Boundaries are necessary and Mary Crawford's good intentions do not excuse them of responsibility for what they say. How you approach things depends on the type of Mary C you have encountered. How solid your relationship is with them will guide your decision in regards to how you communicate that you see the good intentions, but inform them that some of it caused hurt or is misguided. Be gentle but strong (Christina Enevoldsen words) when dealing with an Mary Crawford. They often have no idea that they have been insensitive, completely misunderstood, or missed some of the greater complexities of things. However it is not your job to educate them or to help change their general lack of awareness; if you have the time and energy to do so great! If not let them be on their way.

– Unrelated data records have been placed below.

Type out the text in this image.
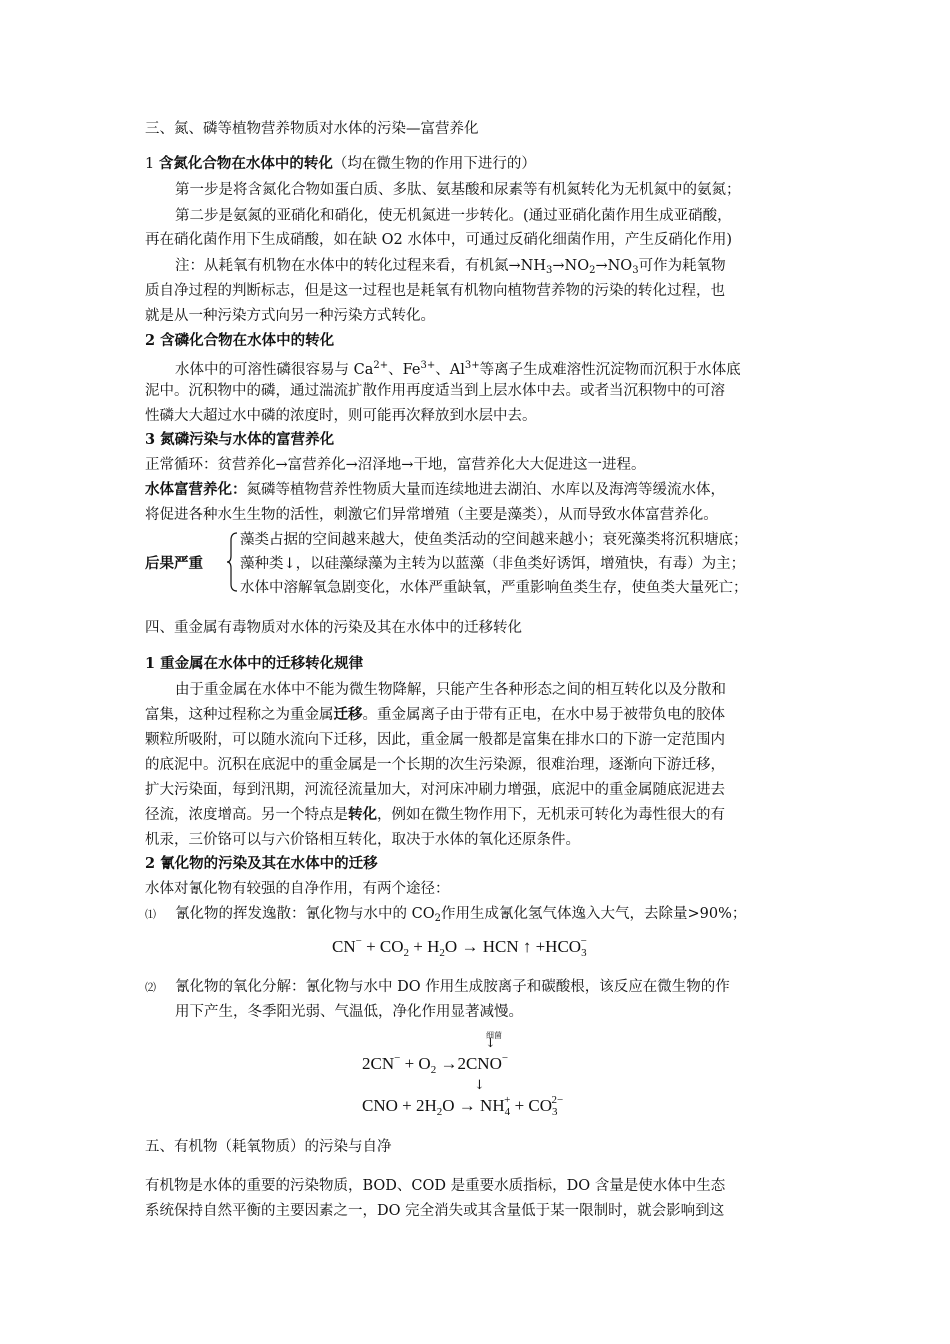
三、氮、磷等植物营养物质对水体的污染—富营养化
1 含氮化合物在水体中的转化（均在微生物的作用下进行的）
第一步是将含氮化合物如蛋白质、多肽、氨基酸和尿素等有机氮转化为无机氮中的氨氮；
第二步是氨氮的亚硝化和硝化，使无机氮进一步转化。(通过亚硝化菌作用生成亚硝酸，
再在硝化菌作用下生成硝酸，如在缺 O2 水体中，可通过反硝化细菌作用，产生反硝化作用)
注：从耗氧有机物在水体中的转化过程来看，有机氮$\to NH_3\to NO_2\to NO_3$可作为耗氧物
质自净过程的判断标志，但是这一过程也是耗氧有机物向植物营养物的污染的转化过程，也
就是从一种污染方式向另一种污染方式转化。
2 含磷化合物在水体中的转化
水体中的可溶性磷很容易与 $Ca^{2+}$、$Fe^{3+}$、$Al^{3+}$等离子生成难溶性沉淀物而沉积于水体底
泥中。沉积物中的磷，通过湍流扩散作用再度适当到上层水体中去。或者当沉积物中的可溶
性磷大大超过水中磷的浓度时，则可能再次释放到水层中去。
3 氮磷污染与水体的富营养化
正常循环：贫营养化→富营养化→沼泽地→干地，富营养化大大促进这一进程。
水体富营养化：氮磷等植物营养性物质大量而连续地进去湖泊、水库以及海湾等缓流水体，
将促进各种水生生物的活性，刺激它们异常增殖（主要是藻类），从而导致水体富营养化。
后果严重
藻类占据的空间越来越大，使鱼类活动的空间越来越小；衰死藻类将沉积塘底；
藻种类↓，以硅藻绿藻为主转为以蓝藻（非鱼类好诱饵，增殖快，有毒）为主；
水体中溶解氧急剧变化，水体严重缺氧，严重影响鱼类生存，使鱼类大量死亡；
四、重金属有毒物质对水体的污染及其在水体中的迁移转化
1 重金属在水体中的迁移转化规律
由于重金属在水体中不能为微生物降解，只能产生各种形态之间的相互转化以及分散和
富集，这种过程称之为重金属迁移。重金属离子由于带有正电，在水中易于被带负电的胶体
颗粒所吸附，可以随水流向下迁移，因此，重金属一般都是富集在排水口的下游一定范围内
的底泥中。沉积在底泥中的重金属是一个长期的次生污染源，很难治理，逐渐向下游迁移，
扩大污染面，每到汛期，河流径流量加大，对河床冲刷力增强，底泥中的重金属随底泥进去
径流，浓度增高。另一个特点是转化，例如在微生物作用下，无机汞可转化为毒性很大的有
机汞，三价铬可以与六价铬相互转化，取决于水体的氧化还原条件。
2 氰化物的污染及其在水体中的迁移
水体对氰化物有较强的自净作用，有两个途径：
⑴ 氰化物的挥发逸散：氰化物与水中的 $CO_2$作用生成氰化氢气体逸入大气，去除量>90%；
$CN^- + CO_2 + H_2O$ → HCN ↑ $+HCO_3^-$
⑵ 氰化物的氧化分解：氰化物与水中 DO 作用生成胺离子和碳酸根，该反应在微生物的作
用下产生，冬季阳光弱、气温低，净化作用显著减慢。
细菌
↓
$2CN^- + O_2 \to 2CNO^-$
↓
CNO + $2H_2O \to NH_4^+ + CO_3^{2-}$
五、有机物（耗氧物质）的污染与自净
有机物是水体的重要的污染物质，BOD、COD 是重要水质指标，DO 含量是使水体中生态
系统保持自然平衡的主要因素之一，DO 完全消失或其含量低于某一限制时，就会影响到这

A Mary Crawford's advice is also often reflective of their own story. We are all guilty of this from time to time because we generally try to relate to others through our own experiences. However the difference is that a Mary Crawford is not conscious enough to share things without projecting herself onto you, which is different than a shared experience that serves for understanding or empathy. This projection also tends to be paired with a sense that their experiences have given them answers- the right answers. Somehow they always know best, but they are not drawing on anything outside of themselves. Mary Crawford in Mansfield park seemed to exist in her own world, and could not incorporate others differences or differences of feeling and thought into her understanding. This is especially true if the Mary C is going through their own difficulties in life, and their expressions to you will be especially influenced by this.
Can a Mary Crawford be a flying monkey? I think there is that potential if they were to meet a Narcissist, to be sucked in, turning their well intended advice towards the narcissists target.
In situations in the past I have played the role of the nice girl (nice girl syndrome), and thought feeling angry at any Mary Crawford was petty because "they didn't mean it" and that I was just taking it too personally. But just because I understand where someone might be coming from does not mean that I let them walk all over me "unintentionally" like a door mat. I was brought up with the idea that it was my fault if I took something personally, and that when others behaved in a hurtful or bullying manner- to let it go because engaging them would only make it worse. But with bully's and Mary Crawford's who are not conscious of their behaviors (or even if they are) it may take a very firm "stop it" to get their attention. I have learned this with my family when Vaarsuvius went about on a smear campaign. Engaging them on certain points- fruitless. Telling other families members in simple statements that V does not speak for me- priceless. Simple statements that are clear and concise can be key- there is nothing extra to extrapolate from them so no fodder for a narcissists victim campaign.
No more nice girl! I get to say when someone has hurt my feelings or was perhaps not being thoughtful. It doesn't make me one dimensional- just angry . It makes me gentle and strong; and it makes it so I will not become a victim of well meaning persons ie. Mary Crawford.